How does optimizer.step() work over a batch and multiple output neurons?

Hi, beginner with pytorch here, not understanding exactly how backpropagation with loss.backward() and optimizer.step() is working with my code. Can someone help me clarify this? My question is as follows in 2 parts:

  1. I have a neural network that I’m training that 3 output neurons. So, when I feed an input into my model, I get a predicted with size 3x1. I then compare that to my actual of size 3x1 to get a loss:

loss = torch.nn.functional.mse_loss(predicted, actual)
self.optimizer.zero_grad()
loss.backward()
self.optimizer.step()

loss here is a single number (1x1).
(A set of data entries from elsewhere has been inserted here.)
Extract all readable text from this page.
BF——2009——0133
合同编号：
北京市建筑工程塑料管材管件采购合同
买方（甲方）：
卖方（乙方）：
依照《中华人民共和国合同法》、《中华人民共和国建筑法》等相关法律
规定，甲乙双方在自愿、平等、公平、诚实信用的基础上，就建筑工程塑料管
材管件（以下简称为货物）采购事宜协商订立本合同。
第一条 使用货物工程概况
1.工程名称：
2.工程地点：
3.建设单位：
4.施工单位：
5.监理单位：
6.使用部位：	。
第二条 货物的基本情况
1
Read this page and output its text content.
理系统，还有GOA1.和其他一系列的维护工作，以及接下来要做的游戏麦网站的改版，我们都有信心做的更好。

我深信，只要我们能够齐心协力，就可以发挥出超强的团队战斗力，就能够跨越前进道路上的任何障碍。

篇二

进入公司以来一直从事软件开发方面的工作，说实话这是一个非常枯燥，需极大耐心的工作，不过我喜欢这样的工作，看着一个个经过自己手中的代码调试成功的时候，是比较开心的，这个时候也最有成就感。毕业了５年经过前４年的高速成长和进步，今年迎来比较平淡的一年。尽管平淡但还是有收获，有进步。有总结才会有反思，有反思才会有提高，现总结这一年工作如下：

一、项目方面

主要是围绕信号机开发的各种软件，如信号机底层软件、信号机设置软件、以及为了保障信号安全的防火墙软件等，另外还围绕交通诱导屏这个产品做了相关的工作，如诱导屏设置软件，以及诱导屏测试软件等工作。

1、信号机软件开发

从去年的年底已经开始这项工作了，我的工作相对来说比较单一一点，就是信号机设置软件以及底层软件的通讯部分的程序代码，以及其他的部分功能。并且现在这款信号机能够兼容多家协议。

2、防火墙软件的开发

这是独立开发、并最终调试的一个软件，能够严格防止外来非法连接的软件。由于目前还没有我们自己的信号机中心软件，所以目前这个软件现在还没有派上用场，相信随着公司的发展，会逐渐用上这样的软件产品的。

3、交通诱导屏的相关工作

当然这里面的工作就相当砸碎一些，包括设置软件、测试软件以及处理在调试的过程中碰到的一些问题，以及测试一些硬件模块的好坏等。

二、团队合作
Is loss supposed to be a single number here, even with the output layer size being 3? My understanding is that since loss is an mse over the 3 actual - predicted differences (aka summing over them), it contains the information needed to calculate gradients & backpropagate through all 3 output neurons. Please correct me on anything I’m wrong about here.

  1. In reality I’m computing batches of 32 at a time, such that my predicted and actual are 32x3 in size. Using the above lines, loss is still a 1x1, with which I update my model at the end of the batch. Is this the correct way to backpropagate when doing mini-batch training like I’m doing? My loss here is a single number that averages over losses in the 3 layers and across the 32 samples in the batch. Or should I be getting 1 loss per sample instead?

Sorry if this question doesn’t make a whole lot of sense. Currently very confused :slight_smile:

This sounds fine to me. The idea is that when you backpropagate through the loss function, the output elements aka inputs to the loss will receive the corresponding gradient proportional to the derivative of their contribution.